Definition
A precisely surveyed GPS receiver, installed at a known fixed location on or near an airport, that continuously tracks GPS satellite signals and compares the calculated position against its true surveyed position to measure GPS errors. Multiple GPS reference receivers feed data to the Local Area Augmentation System (LAAS) ground facility, which uses the differences to generate correction and integrity messages broadcast to landing aircraft.
Plain English
A GPS receiver bolted down at a spot on the airport whose exact location is already known. Because it knows where it really is, it can measure how far off the GPS signals are at that moment, and that measurement is used to correct the GPS readings on incoming aircraft.
Context Anchor
Seen in discussions of airport-based systems that improve GPS guidance for precision approaches near a runway.
Derivation
‘Reference’ comes from the Latin referre, meaning ‘to carry back’ — something used as a fixed point to compare against. The receiver is called a reference receiver because its surveyed position is the trusted reference that everything else is measured against.
Why Pilots Care
The corrections it supplies enable vertically guided approaches with decision altitudes as low as 200 feet, increasing access to airports in low visibility while maintaining the required integrity and continuity for safe landing.
Analogy
It is like checking a bathroom scale with a weight you already know. If the scale says the known weight is wrong, you know how far off the scale is.
Intuition Check
Do not read reference here as a book or a suggestion.
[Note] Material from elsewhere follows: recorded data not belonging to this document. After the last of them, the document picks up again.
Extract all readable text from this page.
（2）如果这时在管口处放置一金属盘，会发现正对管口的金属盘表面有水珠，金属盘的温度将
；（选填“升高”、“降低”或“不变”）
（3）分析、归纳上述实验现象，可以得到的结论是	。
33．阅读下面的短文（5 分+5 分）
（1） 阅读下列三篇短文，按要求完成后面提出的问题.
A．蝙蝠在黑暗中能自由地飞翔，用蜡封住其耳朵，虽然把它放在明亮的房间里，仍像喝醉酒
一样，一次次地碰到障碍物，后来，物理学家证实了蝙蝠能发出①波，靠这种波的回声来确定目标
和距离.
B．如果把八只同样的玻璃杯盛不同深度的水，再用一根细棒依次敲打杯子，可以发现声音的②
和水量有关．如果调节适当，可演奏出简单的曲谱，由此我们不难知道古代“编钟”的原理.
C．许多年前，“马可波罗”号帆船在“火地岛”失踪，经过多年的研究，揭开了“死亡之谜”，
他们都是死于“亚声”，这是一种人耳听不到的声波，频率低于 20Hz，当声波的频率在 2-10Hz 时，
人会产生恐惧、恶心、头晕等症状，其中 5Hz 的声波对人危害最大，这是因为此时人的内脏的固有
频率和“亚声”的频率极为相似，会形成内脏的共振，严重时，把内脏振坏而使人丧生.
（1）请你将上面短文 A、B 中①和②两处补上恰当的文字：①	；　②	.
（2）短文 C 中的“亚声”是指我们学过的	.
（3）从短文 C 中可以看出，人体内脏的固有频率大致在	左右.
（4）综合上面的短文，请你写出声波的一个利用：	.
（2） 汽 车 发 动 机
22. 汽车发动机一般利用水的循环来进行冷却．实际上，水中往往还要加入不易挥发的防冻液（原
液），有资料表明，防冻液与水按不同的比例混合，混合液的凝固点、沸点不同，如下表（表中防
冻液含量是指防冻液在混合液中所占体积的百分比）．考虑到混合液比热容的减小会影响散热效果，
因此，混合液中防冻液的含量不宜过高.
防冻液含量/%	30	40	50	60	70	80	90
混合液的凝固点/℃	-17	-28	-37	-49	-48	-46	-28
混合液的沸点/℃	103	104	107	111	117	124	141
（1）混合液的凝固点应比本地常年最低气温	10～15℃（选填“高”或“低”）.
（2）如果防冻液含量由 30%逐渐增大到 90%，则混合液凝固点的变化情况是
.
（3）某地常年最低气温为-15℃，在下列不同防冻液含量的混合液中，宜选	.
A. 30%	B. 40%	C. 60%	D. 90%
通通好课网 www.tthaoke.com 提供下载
In this term, reference means a fixed known point used for comparison.
Example Sentence 1
The LAAS ground facility compares signals from four GPS reference receivers to calculate the correction message sent to arriving aircraft.
Example Sentence 2
Before the approach became available, maintenance confirmed that all three GPS reference receivers were synchronized and reporting healthy status to the ground facility.